U.S. chief executives can't break cost-cutting habit [View all]
(Reuters) - A disconcerting trend lurks beneath the recent round of solid profit forecasts announced by companies ranging from United Technologies Corp (UTX.N) to Wendy's Co (WEN.O): More than three years into the recovery, CEOs are still relying on cost cuts to prop up earnings.
While the cuts are not as severe as those that followed the 2008 financial crisis, companies remain cautious, mindful that revenue growth is still tepid. As a result, many appear to be more comfortable wringing efficiencies out of their businesses than gearing up for accelerated production.
The risk is those cuts may be too deep at this stage in the economic cycle, and prevent companies from responding if and when demand takes off.

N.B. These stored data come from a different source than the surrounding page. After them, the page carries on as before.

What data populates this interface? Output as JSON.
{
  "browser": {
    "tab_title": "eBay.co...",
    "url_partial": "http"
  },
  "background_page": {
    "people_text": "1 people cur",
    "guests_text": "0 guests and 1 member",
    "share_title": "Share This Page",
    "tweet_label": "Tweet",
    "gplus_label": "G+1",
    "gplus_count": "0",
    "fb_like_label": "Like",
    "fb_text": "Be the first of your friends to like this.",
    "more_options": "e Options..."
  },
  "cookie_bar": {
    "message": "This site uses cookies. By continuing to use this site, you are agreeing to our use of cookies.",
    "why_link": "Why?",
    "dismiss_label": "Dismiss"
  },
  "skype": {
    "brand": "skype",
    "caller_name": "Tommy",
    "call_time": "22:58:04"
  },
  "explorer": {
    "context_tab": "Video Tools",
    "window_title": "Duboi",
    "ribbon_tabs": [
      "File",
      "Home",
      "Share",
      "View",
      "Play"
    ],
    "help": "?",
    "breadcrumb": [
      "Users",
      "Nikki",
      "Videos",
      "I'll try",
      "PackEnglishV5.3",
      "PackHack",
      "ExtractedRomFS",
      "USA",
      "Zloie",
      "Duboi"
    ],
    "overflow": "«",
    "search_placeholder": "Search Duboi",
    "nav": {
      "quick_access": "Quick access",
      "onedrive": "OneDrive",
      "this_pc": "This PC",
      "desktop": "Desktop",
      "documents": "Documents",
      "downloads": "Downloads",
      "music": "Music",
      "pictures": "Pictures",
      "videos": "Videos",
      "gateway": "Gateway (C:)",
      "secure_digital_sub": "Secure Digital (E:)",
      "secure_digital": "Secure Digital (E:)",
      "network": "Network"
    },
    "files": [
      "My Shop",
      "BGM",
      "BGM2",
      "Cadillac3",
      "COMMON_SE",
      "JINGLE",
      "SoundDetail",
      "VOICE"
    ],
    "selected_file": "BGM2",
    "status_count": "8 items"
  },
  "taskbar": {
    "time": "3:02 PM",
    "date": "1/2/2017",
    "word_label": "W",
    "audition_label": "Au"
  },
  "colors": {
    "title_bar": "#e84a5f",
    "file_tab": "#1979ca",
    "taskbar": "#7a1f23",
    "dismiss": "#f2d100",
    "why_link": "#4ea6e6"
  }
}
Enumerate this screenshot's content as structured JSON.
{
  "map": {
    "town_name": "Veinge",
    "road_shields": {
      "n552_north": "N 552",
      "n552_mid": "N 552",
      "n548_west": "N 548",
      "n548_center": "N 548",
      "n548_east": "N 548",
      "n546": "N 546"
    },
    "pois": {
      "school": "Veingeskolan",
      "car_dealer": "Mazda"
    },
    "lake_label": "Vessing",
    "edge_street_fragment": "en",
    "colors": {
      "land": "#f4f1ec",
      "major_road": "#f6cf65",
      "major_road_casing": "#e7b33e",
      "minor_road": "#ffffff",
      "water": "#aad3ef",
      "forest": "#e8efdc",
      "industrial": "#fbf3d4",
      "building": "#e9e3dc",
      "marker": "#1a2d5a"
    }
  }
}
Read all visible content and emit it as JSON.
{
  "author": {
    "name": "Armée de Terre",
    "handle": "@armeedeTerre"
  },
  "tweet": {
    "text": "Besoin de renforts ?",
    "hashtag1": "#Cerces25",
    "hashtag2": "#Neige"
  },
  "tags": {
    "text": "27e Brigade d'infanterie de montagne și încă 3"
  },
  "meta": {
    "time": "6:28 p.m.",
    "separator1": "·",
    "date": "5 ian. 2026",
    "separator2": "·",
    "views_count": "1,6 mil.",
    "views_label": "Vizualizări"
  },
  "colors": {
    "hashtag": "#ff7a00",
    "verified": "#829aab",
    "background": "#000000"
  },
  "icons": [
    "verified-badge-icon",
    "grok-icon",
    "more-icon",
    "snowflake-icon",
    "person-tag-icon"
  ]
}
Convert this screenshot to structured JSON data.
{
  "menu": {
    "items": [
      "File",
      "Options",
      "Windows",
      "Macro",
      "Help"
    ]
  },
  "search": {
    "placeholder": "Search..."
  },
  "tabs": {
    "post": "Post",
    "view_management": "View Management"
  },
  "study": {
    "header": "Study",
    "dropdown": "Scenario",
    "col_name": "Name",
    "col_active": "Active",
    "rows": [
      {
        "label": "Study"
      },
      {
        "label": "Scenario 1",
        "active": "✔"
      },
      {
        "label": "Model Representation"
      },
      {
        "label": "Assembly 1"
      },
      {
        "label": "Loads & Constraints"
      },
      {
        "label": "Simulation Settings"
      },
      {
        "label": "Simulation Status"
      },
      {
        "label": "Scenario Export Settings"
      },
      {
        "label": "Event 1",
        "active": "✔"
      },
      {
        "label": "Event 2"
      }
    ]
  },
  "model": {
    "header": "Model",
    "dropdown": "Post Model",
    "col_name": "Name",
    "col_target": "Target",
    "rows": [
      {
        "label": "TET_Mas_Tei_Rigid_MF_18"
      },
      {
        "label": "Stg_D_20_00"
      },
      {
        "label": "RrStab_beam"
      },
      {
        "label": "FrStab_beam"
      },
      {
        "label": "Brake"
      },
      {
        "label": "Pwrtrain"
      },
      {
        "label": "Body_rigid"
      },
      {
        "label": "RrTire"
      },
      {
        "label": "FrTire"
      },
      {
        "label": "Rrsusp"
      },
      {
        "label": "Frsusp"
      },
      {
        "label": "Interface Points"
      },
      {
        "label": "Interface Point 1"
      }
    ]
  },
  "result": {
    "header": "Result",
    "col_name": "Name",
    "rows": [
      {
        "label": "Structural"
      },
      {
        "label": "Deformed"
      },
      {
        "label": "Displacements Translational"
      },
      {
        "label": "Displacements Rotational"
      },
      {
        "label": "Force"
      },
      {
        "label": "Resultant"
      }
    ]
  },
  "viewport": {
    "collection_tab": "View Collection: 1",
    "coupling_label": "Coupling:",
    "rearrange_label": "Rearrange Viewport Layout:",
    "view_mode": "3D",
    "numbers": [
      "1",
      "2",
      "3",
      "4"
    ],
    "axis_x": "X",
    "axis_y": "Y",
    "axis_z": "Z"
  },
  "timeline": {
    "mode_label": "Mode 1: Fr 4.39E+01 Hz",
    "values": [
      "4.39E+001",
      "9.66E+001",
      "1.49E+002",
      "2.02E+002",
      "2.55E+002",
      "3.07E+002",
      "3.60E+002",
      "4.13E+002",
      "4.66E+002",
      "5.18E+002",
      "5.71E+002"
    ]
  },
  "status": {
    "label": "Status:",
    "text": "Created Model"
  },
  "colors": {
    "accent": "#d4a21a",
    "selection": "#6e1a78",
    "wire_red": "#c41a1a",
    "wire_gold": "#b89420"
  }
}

"Corporate America has cost-cut just about as much as they can," said Jeffery Saut, chief investment strategist at Raymond James Financial. "I think the economy is going to pick up, and if you're understaffed and don't have enough throughput in your factories, yeah, I think you're going to miss out on some things."
I have been experiencing this first hand with the company I have worked for for 30 years. It is a shame to watch them throw great technology and people to the curb so the CEO can show a profit, prop up stock prices or pad his salary. As long as this continues, there will be no true economic recovery.